Home

Awesome

MobileNet-SSD

A caffe implementation of MobileNet-SSD detection network, with pretrained weights on VOC0712 and mAP=0.727.

NetworkmAPDownloadDownload
MobileNet-SSD72.7traindeploy

Run

  1. Download SSD source code and compile (follow the SSD README).
  2. Download the pretrained deploy weights from the link above.
  3. Put all the files in SSD_HOME/examples/
  4. Run demo.py to show the detection result.
  5. You can run merge_bn.py to generate a no bn model, it will be much faster.
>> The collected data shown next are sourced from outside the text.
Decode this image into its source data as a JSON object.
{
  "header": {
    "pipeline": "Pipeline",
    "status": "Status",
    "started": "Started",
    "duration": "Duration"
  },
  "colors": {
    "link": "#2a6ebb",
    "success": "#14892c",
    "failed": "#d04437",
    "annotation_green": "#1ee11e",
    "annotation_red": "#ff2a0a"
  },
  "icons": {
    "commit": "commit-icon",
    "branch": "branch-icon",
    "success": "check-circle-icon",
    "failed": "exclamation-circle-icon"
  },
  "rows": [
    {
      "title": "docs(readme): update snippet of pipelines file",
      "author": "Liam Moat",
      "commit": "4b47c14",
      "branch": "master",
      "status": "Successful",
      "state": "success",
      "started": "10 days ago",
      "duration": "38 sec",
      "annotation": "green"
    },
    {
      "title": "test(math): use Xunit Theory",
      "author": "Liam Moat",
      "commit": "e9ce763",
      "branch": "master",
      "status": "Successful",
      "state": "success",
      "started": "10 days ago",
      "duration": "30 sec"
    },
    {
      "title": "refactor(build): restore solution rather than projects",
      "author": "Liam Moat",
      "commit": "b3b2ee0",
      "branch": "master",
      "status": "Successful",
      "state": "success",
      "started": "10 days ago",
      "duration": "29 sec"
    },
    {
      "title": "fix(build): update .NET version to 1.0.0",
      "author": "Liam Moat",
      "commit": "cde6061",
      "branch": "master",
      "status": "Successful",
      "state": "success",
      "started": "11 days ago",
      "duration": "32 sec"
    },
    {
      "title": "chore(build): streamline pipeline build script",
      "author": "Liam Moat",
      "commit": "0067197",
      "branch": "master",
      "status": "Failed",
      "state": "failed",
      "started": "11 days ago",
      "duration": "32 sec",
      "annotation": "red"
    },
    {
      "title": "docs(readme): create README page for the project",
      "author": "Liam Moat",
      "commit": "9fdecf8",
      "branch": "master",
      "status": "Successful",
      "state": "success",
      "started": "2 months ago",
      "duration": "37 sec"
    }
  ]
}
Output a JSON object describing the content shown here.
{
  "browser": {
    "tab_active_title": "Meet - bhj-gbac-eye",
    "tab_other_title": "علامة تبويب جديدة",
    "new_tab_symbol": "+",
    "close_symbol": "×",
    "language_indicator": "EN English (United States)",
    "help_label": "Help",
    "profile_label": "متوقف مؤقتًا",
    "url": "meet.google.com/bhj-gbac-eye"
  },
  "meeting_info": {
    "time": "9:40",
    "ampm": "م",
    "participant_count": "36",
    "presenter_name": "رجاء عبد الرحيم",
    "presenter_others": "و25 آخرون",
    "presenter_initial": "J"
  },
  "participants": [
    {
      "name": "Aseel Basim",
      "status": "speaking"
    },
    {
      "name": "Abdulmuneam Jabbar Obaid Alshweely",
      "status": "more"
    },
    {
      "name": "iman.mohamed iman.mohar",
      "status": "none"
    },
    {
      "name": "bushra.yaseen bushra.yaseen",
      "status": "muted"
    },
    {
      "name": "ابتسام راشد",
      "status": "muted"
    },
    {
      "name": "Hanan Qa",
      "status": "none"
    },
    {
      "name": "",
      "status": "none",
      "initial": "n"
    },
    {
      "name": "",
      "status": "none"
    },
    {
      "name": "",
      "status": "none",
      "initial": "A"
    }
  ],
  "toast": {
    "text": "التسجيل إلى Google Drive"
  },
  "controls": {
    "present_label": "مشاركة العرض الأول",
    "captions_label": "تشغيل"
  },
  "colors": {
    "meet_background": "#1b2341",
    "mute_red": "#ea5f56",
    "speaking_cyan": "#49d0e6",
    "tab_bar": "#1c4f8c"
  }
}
Create LMDB for your own dataset

  1. Place the Images directory and Labels directory into same directory. (Each image in Images folder should have a unique label file in Labels folder with same name)
  2. cd create_lmdb/code
  3. Modify the labelmap.prototxt file according to your classes.
  4. Modify the paths and directories in create_list.sh and create_data.sh as specified in same file in comments.
  5. run bash create_list.sh, which will create trainval.txt, test.txt and test_name_size.txt
  6. run bash create_data.sh, which will generate the LMDB in Dataset directory.
  7. Delete trainval.txt, test.txt, test_name_size.txt before creation of next LMDB.

Train your own dataset

  1. Convert your own dataset to lmdb database (follow the SSD README), and create symlinks to current directory.
ln -s PATH_TO_YOUR_TRAIN_LMDB trainval_lmdb
ln -s PATH_TO_YOUR_TEST_LMDB test_lmdb
  1. Create the labelmap.prototxt file and put it into current directory.
  2. Use gen_model.sh to generate your own training prototxt.
  3. Download the training weights from the link above, and run train.sh, after about 30000 iterations, the loss should be 1.5 - 2.5.
  4. Run test.sh to evaluate the result.
  5. Run merge_bn.py to generate your own no-bn caffemodel if necessary.
python merge_bn.py --model example/MobileNetSSD_deploy.prototxt --weights snapshot/mobilenet_iter_xxxxxx.caffemodel

About some details

There are 2 primary differences between this model and MobileNet-SSD on tensorflow:

  1. ReLU6 layer is replaced by ReLU.
  2. For the conv11_mbox_prior layer, the anchors are [(0.2, 1.0), (0.2, 2.0), (0.2, 0.5)] vs tensorflow's [(0.1, 1.0), (0.2, 2.0), (0.2, 0.5)].

Reproduce the result

I trained this model from a MobileNet classifier(caffemodel and prototxt) converted from tensorflow. I first trained the model on MS-COCO and then fine-tuned on VOC0712. Without MS-COCO pretraining, it can only get mAP=0.68.

Mobile Platform

You can run it on Android with my another project rscnn.